Wednesday, October 26, 2022
The tenth plague, the eagle, and the rock
Another way of saying the tenth plague founded the Jewish people is that the tenth plague founded monotheism; or, that the tenth plague is an allegory for the foundations of monotheism in much the way the story of the Black Plague is an allegory of capitalism emerging for itself by strangling the slumbering figure of medieval feudalism in its bedclothes. After violently suppressing the baroque polytheism of traditional Egyptian religion, Aton monotheism was itself violently suppressed. The unavoidable mutuality of life, of all lives, respirant and inert, necessitates that we are, together, forever engaged in the negotiation of what constitutes the domain of what is permissible, of socially acceptable pleasures and the means of their satisfaction. The concept of God is one way of conceiving a mutually acceptable end to our desires, the ultimate form of their satisfaction, the form through which all desires will be sated. Still, if for we sorry creatures, satisfaction is something can never be attained–indeed, if the impossibility of satisfaction is the condition that sustains those of us cursed with desire, those who necessarily consign themselves to a world that is soaked in pain, is our dissatisfaction with the stories not part of the design? It this not why we seek, but also why we rest? Is this not the lesson in the rock?

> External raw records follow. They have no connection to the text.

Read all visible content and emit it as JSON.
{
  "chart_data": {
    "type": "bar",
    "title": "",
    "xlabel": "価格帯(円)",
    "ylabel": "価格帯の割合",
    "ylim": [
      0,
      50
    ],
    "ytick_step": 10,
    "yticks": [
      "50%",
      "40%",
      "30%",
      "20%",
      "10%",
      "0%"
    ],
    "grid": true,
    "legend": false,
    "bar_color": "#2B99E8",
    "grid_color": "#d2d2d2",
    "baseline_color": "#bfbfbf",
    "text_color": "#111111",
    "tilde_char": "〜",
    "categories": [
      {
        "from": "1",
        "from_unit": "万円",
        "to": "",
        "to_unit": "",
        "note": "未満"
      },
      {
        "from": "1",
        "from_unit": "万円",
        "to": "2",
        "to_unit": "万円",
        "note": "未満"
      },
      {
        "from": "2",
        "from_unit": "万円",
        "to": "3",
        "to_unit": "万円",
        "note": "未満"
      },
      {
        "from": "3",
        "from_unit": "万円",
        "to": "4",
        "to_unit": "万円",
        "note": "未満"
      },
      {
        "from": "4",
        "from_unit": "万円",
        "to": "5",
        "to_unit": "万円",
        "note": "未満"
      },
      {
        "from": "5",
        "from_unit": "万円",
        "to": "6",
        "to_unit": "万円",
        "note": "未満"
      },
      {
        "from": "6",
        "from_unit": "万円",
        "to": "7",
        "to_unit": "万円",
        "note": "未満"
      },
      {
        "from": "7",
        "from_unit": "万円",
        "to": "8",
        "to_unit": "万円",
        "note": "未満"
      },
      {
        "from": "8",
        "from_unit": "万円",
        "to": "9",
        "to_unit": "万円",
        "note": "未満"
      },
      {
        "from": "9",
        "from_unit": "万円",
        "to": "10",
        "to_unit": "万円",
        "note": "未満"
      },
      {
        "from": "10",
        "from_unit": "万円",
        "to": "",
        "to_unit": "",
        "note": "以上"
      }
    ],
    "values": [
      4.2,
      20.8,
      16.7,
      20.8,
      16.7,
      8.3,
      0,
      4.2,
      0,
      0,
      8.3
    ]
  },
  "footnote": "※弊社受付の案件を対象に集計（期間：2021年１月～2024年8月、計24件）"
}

What little scholars have been able to discern about the historical suppression of the Sun God and his preservation among the Hebrews who fled from Egypt to Canaan invites us to consider the relationship between the eagle and the rock, between all that is solid and that refuses to give, and all of those things that will not yield. Of pleasure, happiness, and the desire to remain still. “The eagle that has his young look into the sun and requires that they should not be dazzled by its light is behaving, then, like a descendent of the sun, submitting his children to the ancestral trial. And when Schreber lays claim to being able to being able to look into the sun unpunished and without being dazzled he has retrieved the mythological expression for his filial relationship to the sun as a symbol of the father.” Schreber knew these things; Schreber tried to tell us. God the father, God the son, God the holy spirit: three and one and one and three. All is ephemeral but ephemerality takes different guises. All endings are beginnings. All beginnings are endings, but nothing ever really ends.
People once killed each other over these things. People are still killing each other over these things. On the Mississippi, the eagles are dying of lead poisoning. In Palestine, in Lebanon, in Syria, much the same might be said.